Açılım gerçekten köşelerimizde değil mi yani?

(...)

Açılım neredeymiş...

Dün Başbakan Erdoğan Haliç'te İDO'ya ait 3 vapurun denize indirilme töreninde konuşurken, bu gerçeği öylesine vurguladı ki, görmezden gelmemiz mümkün değil.
Şöyle dedi:
-Günlerdir yazıp çiziyorlar önce git yedi yıl önce yazdıklarına bak. O zaman bu köşe yazarları korkar, yazamazlardı. "Demokratik açılım nerede" diyorsun, Açılım senin köşende...
Doğru değil mi bu gözlem?
Şu "Ermeni Tehciri" konusunda, şu "Dersim Olayı"ında ve benzeri nice konuda yazmayı düşünürken ya kanundan ya da okurlarımızın tepkilerinden korkmaz mıydık?
28 Şubat'ta "Susurluk"u unutup, Fadime Şahin'e falan takılmadık mı?
Aslında ister AK Parti yandaşı istersen karşıtı olun...
Ama şu son yedi yılda yıkılan tabuları ve eskiden ağza almaktan bile korkulurken şimdi manşetlerde dolaşan haber konularını bir düşünürseniz, "Açılım"ın Kürt Sorunu'nda henüz bir neticeye varmış olmamasına karşın, hepimizin beyinlerimizde, köşelerimizde ve manşetlerimizde ne denli bir açılım gerçekleştiğini görebilirsiniz.
Biz istediğimiz kadar köşelerimizde ve manşetlerimizde bazı konuları görmezden gelelim veya belirli kişilerle kurumları yerden yere vuralım.
Sosyo-politik gerçekler bize rağmen hükümlerini icra edeceklerdir.
Örneğin kendilerini "Merkez Medya" olarak niteleyen ve kamuoyunu şekillendirdiklerini zanneden kitle iletişim araçlarına bakarak geleceği görmeye çalışsaydınız ne AK Parti'nin iki dönem tek başına iktidar olmasını ne de Tayyip Erdoğan'ın Başbakanlığını öngörebilirdiniz.

Hanginiz 7 yıllık AK Parti iktidarını öngördü?

Gerçek gündem nerede...
Bunun gibi Tayyip Erdoğan'ın çeşitli konulara ilişkin açılımları olmasaydı, sanki "Kafes"in zanlılarını yargı ifade vermeye mi çağırabilirdi?
Hatta "Kafes" haber yapılabilir miydi?
Biz kendimizi haberlere ve dolayısıyla olaylara hükümran zannederken, aslında "Gerçek gündem" in bizim dışımızda ve bazen bize rağmen belirlendiğini göremiyor muyuz?

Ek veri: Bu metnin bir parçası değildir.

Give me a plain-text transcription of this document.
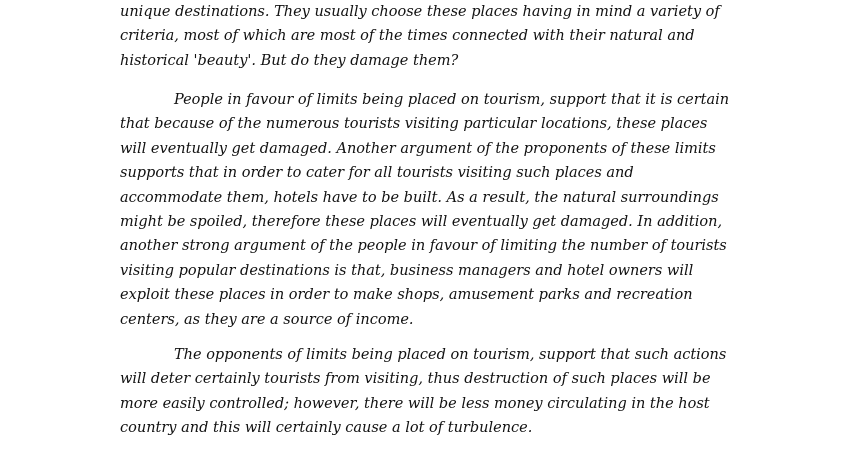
unique destinations. They usually choose these places having in mind a variety of
criteria, most of which are most of the times connected with their natural and
historical 'beauty'. But do they damage them?

People in favour of limits being placed on tourism, support that it is certain
that because of the numerous tourists visiting particular locations, these places
will eventually get damaged. Another argument of the proponents of these limits
supports that in order to cater for all tourists visiting such places and
accommodate them, hotels have to be built. As a result, the natural surroundings
might be spoiled, therefore these places will eventually get damaged. In addition,
another strong argument of the people in favour of limiting the number of tourists
visiting popular destinations is that, business managers and hotel owners will
exploit these places in order to make shops, amusement parks and recreation
centers, as they are a source of income.

The opponents of limits being placed on tourism, support that such actions
will deter certainly tourists from visiting, thus destruction of such places will be
more easily controlled; however, there will be less money circulating in the host
country and this will certainly cause a lot of turbulence.
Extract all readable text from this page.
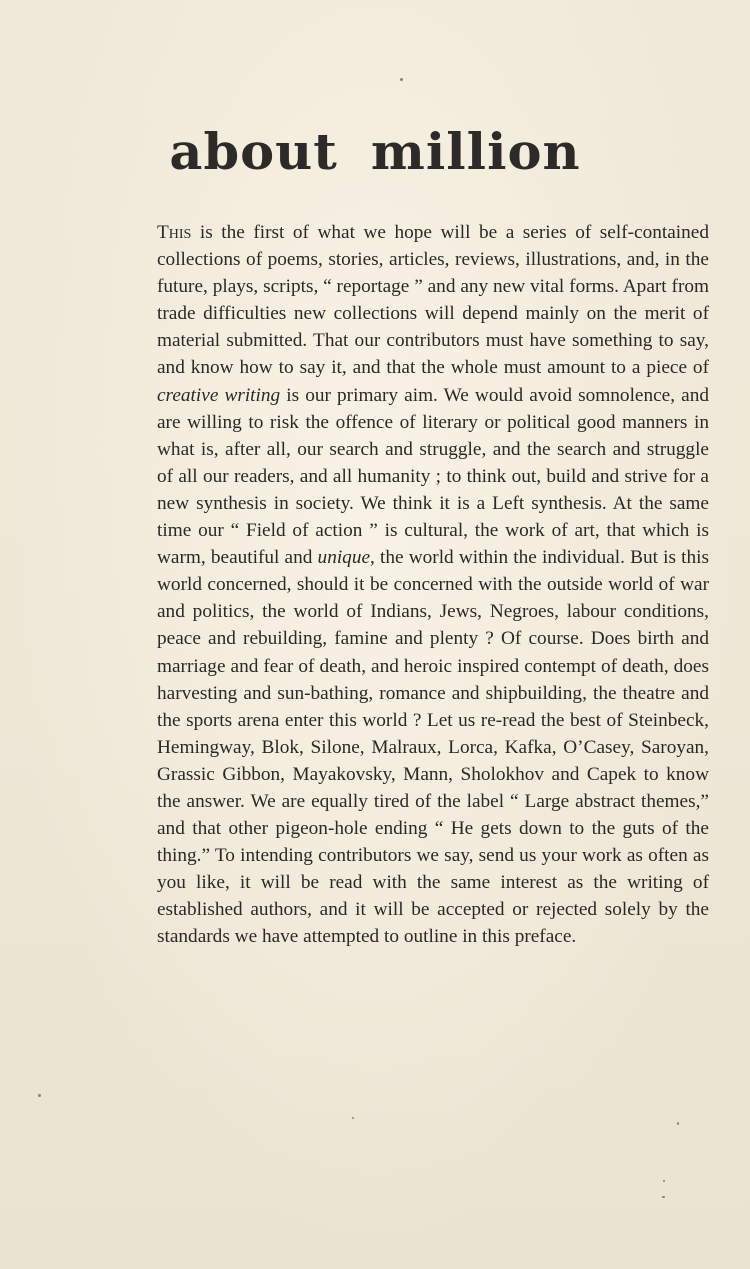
about million

This is the first of what we hope will be a series of self-contained collections of poems, stories, articles, reviews, illustrations, and, in the future, plays, scripts, “ reportage ” and any new vital forms. Apart from trade difficulties new collections will depend mainly on the merit of material submitted. That our contributors must have something to say, and know how to say it, and that the whole must amount to a piece of creative writing is our primary aim. We would avoid somnolence, and are willing to risk the offence of literary or political good manners in what is, after all, our search and struggle, and the search and struggle of all our readers, and all humanity ; to think out, build and strive for a new synthesis in society. We think it is a Left synthesis. At the same time our “ Field of action ” is cultural, the work of art, that which is warm, beautiful and unique, the world within the individual. But is this world concerned, should it be concerned with the outside world of war and politics, the world of Indians, Jews, Negroes, labour conditions, peace and rebuilding, famine and plenty ? Of course. Does birth and marriage and fear of death, and heroic inspired contempt of death, does harvesting and sun-bathing, romance and shipbuilding, the theatre and the sports arena enter this world ? Let us re-read the best of Steinbeck, Hemingway, Blok, Silone, Malraux, Lorca, Kafka, O’Casey, Saroyan, Grassic Gibbon, Mayakovsky, Mann, Sholokhov and Capek to know the answer. We are equally tired of the label “ Large abstract themes,” and that other pigeon-hole ending “ He gets down to the guts of the thing.” To intending contributors we say, send us your work as often as you like, it will be read with the same interest as the writing of established authors, and it will be accepted or rejected solely by the standards we have attempted to outline in this preface.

Ertuğrul Özkök ve Hürriyet'i 'sulandırmak'la eleştirdi!

Bu durumlarda yapabileceğimiz tek şey gerçekleri sulandırmak, her alanı magazin haberciliğine ve dedikoduculuğa yönlendirmek olabilir.
Hatta bu tutumumuzu "Ben basında yeni bir dönem başlattım" falan diyerek övünme konusu da yapabiliriz.
Şövenliği, militarizmi ve demokrasiye yönelik eylemleri de liberal demokrat düşünce sahiplerine çatarak, pazarlamaya çalışabiliriz. Hatta sosyal demokrat görüntü vermeye çalışırken, kendimizi Nasyonal Sosyalizmin merkezinde de bulabiliriz.
Tabuların buharlaşmasından ve her konunun yazılıp konuşulabilmesinden değil, medya tekel ve kartellerinin mali bilançolarının durumlarından "Basın özgürlüğü" nü ölçebiliriz de.
Neyse...
Açılım gerçekten köşelerimizde ve manşetlerimizde değil mi?